Kebijakan ini diumumkan Wakil Menteri Keuangan Juda Agung dalam International Tax Conference 2026 di Jakarta, Kamis (16/9/2026). Pemerintah ingin menambah jumlah wajib pajak tanpa menaikkan tarif yang membebani masyarakat.
Memperluas Basis Pajak lewat Data Administrasi dan Pihak Ketiga
Juda menyebut perluasan basis pajak akan memanfaatkan data administrasi dan data pihak ketiga secara lebih optimal. Data itu dipakai untuk memetakan potensi pajak yang selama ini belum tergali.
“Memperluas basis pajak dan memperkuat kepatuhan secara adil,” ujar Juda dalam forum tersebut.
Upaya ini dikombinasikan dengan pengawasan berbasis risiko. Pendekatan itu membantu mengidentifikasi kesenjangan kepatuhan dan memfokuskan penegakan pada area yang paling butuh perhatian.
Dampak ke Wajib Pajak: Kepatuhan Jadi Lebih Mudah
Bagi pekerja dan pelaku usaha, arah kebijakan ini menyentuh dua hal sekaligus: kewajiban pajak dan cara pelaporannya.

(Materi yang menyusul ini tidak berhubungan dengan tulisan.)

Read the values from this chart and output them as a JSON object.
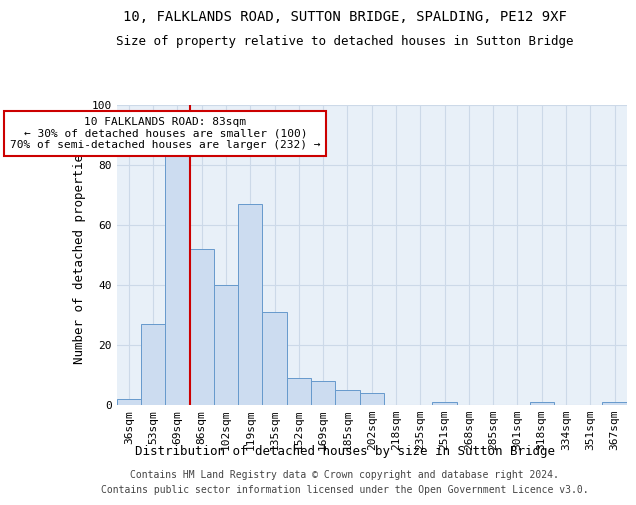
{
  "title_line1": "10, FALKLANDS ROAD, SUTTON BRIDGE, SPALDING, PE12 9XF",
  "title_line2": "Size of property relative to detached houses in Sutton Bridge",
  "xlabel": "Distribution of detached houses by size in Sutton Bridge",
  "ylabel": "Number of detached properties",
  "categories": [
    "36sqm",
    "53sqm",
    "69sqm",
    "86sqm",
    "102sqm",
    "119sqm",
    "135sqm",
    "152sqm",
    "169sqm",
    "185sqm",
    "202sqm",
    "218sqm",
    "235sqm",
    "251sqm",
    "268sqm",
    "285sqm",
    "301sqm",
    "318sqm",
    "334sqm",
    "351sqm",
    "367sqm"
  ],
  "values": [
    2,
    27,
    93,
    52,
    40,
    67,
    31,
    9,
    8,
    5,
    4,
    0,
    0,
    1,
    0,
    0,
    0,
    1,
    0,
    0,
    1
  ],
  "bar_color": "#ccdcf0",
  "bar_edge_color": "#6699cc",
  "grid_color": "#ccd9e8",
  "background_color": "#e8f0f8",
  "vline_after_index": 2,
  "vline_color": "#cc0000",
  "annotation_text": "10 FALKLANDS ROAD: 83sqm\n← 30% of detached houses are smaller (100)\n70% of semi-detached houses are larger (232) →",
  "annotation_box_color": "#ffffff",
  "annotation_box_edge": "#cc0000",
  "ylim": [
    0,
    100
  ],
  "yticks": [
    0,
    20,
    40,
    60,
    80,
    100
  ],
  "footnote_line1": "Contains HM Land Registry data © Crown copyright and database right 2024.",
  "footnote_line2": "Contains public sector information licensed under the Open Government Licence v3.0.",
  "title_fontsize": 10,
  "subtitle_fontsize": 9,
  "xlabel_fontsize": 9,
  "ylabel_fontsize": 9,
  "tick_fontsize": 8,
  "annot_fontsize": 8,
  "footnote_fontsize": 7
}
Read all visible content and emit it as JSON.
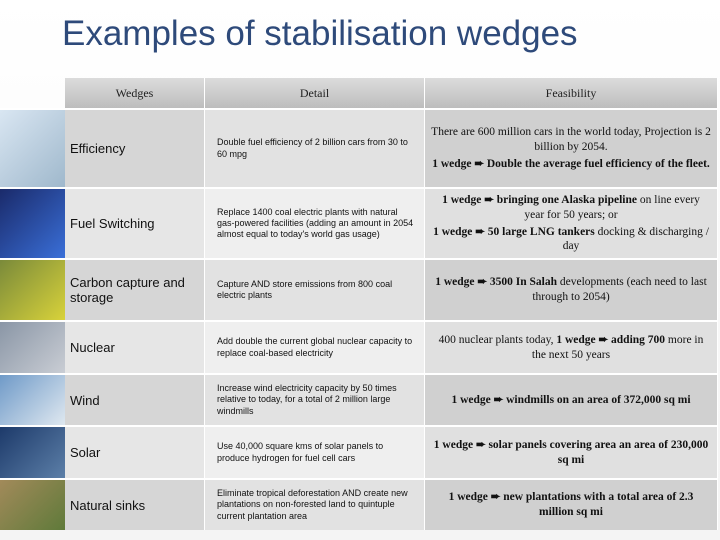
{
  "title": "Examples of stabilisation wedges",
  "table": {
    "headers": [
      "Wedges",
      "Detail",
      "Feasibility"
    ],
    "rows": [
      {
        "name": "Efficiency",
        "detail": "Double fuel efficiency of 2 billion cars from 30 to 60 mpg",
        "feasibility": [
          [
            {
              "text": "There are 600 million cars in the world today, Projection is 2 billion by 2054.",
              "bold": false
            }
          ],
          [
            {
              "text": "1 wedge ➨ Double the average fuel efficiency of the fleet.",
              "bold": true
            }
          ]
        ]
      },
      {
        "name": "Fuel Switching",
        "detail": "Replace 1400 coal electric plants with natural gas-powered facilities (adding an amount in 2054 almost equal to today's world gas usage)",
        "feasibility": [
          [
            {
              "text": "1 wedge ➨ bringing one Alaska pipeline",
              "bold": true
            },
            {
              "text": " on line every year for 50 years; or",
              "bold": false
            }
          ],
          [
            {
              "text": "1 wedge ➨ 50 large LNG tankers",
              "bold": true
            },
            {
              "text": " docking & discharging / day",
              "bold": false
            }
          ]
        ]
      },
      {
        "name": "Carbon capture and storage",
        "detail": "Capture AND store emissions from 800 coal electric plants",
        "feasibility": [
          [
            {
              "text": "1 wedge ➨ 3500 In Salah",
              "bold": true
            },
            {
              "text": " developments (each need to last through to 2054)",
              "bold": false
            }
          ]
        ]
      },
      {
        "name": "Nuclear",
        "detail": "Add double the current global nuclear capacity to replace coal-based electricity",
        "feasibility": [
          [
            {
              "text": "400 nuclear plants today, ",
              "bold": false
            },
            {
              "text": "1 wedge ➨ adding 700",
              "bold": true
            },
            {
              "text": " more in the next 50 years",
              "bold": false
            }
          ]
        ]
      },
      {
        "name": "Wind",
        "detail": "Increase wind electricity capacity by 50 times relative to today, for a total of 2 million large windmills",
        "feasibility": [
          [
            {
              "text": "1 wedge ➨ windmills on an area of 372,000 sq mi",
              "bold": true
            }
          ]
        ]
      },
      {
        "name": "Solar",
        "detail": "Use 40,000 square kms of solar panels to produce hydrogen for fuel cell cars",
        "feasibility": [
          [
            {
              "text": "1 wedge ➨ solar panels covering area an area of 230,000 sq mi",
              "bold": true
            }
          ]
        ]
      },
      {
        "name": "Natural sinks",
        "detail": "Eliminate tropical deforestation AND create new plantations on non-forested land to quintuple current plantation area",
        "feasibility": [
          [
            {
              "text": "1 wedge ➨ new plantations with a total area of 2.3 million sq mi",
              "bold": true
            }
          ]
        ]
      }
    ]
  }
}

Pemerintah menempatkan kemudahan kepatuhan sebagai prioritas agar wajib pajak tidak terbebani proses administrasi.
Modernisasi administrasi menjadi salah satu dari tiga prioritas reformasi. Tujuannya mempermudah wajib pajak memenuhi kewajibannya, bukan sekadar memperbanyak pemeriksaan.

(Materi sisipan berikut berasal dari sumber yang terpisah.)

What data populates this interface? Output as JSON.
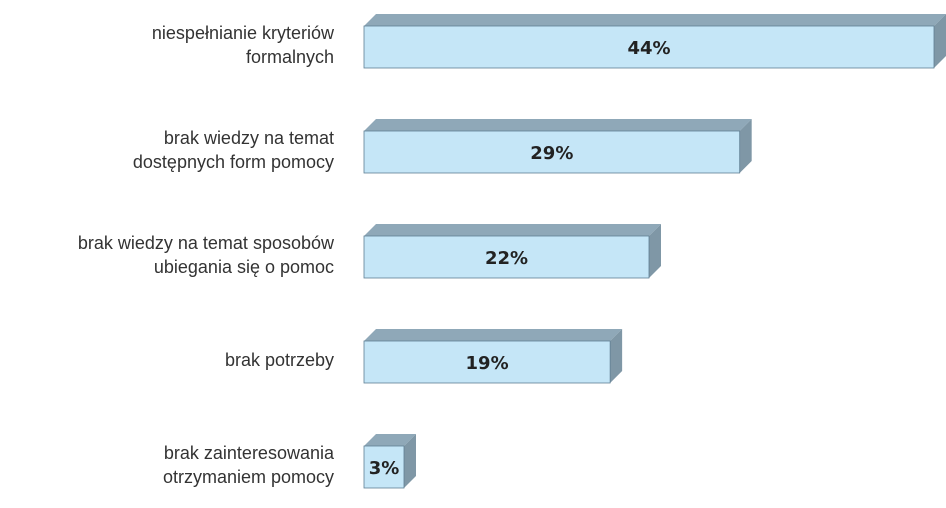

Perluasan basis pajak juga menyasar pelaku usaha yang selama ini berada di luar jangkauan administrasi. Dengan data yang lebih lengkap, pemerintah berharap celah penghindaran pajak menyempit.
Tiga Prioritas Reformasi Perpajakan
Juda memaparkan tiga prioritas utama reformasi perpajakan. Pertama, memperluas basis pajak dan memperkuat kepatuhan secara adil.
Kedua, memodernisasi administrasi dan mempermudah kepatuhan wajib pajak. Ketiga, membangun sistem perpajakan yang adil, pasti, dan sesuai perkembangan ekonomi global.
Ketiga prioritas itu dirancang berjalan seiring. Pemerintah ingin memastikan pertumbuhan ekonomi tetap terjaga tanpa mengorbankan disiplin fiskal.
Reformasi ini menentukan seberapa besar ruang fiskal yang bisa dipakai pemerintah ke depan. Bagi masyarakat, hasil akhirnya terlihat pada layanan publik dan iklim usaha yang lebih pasti.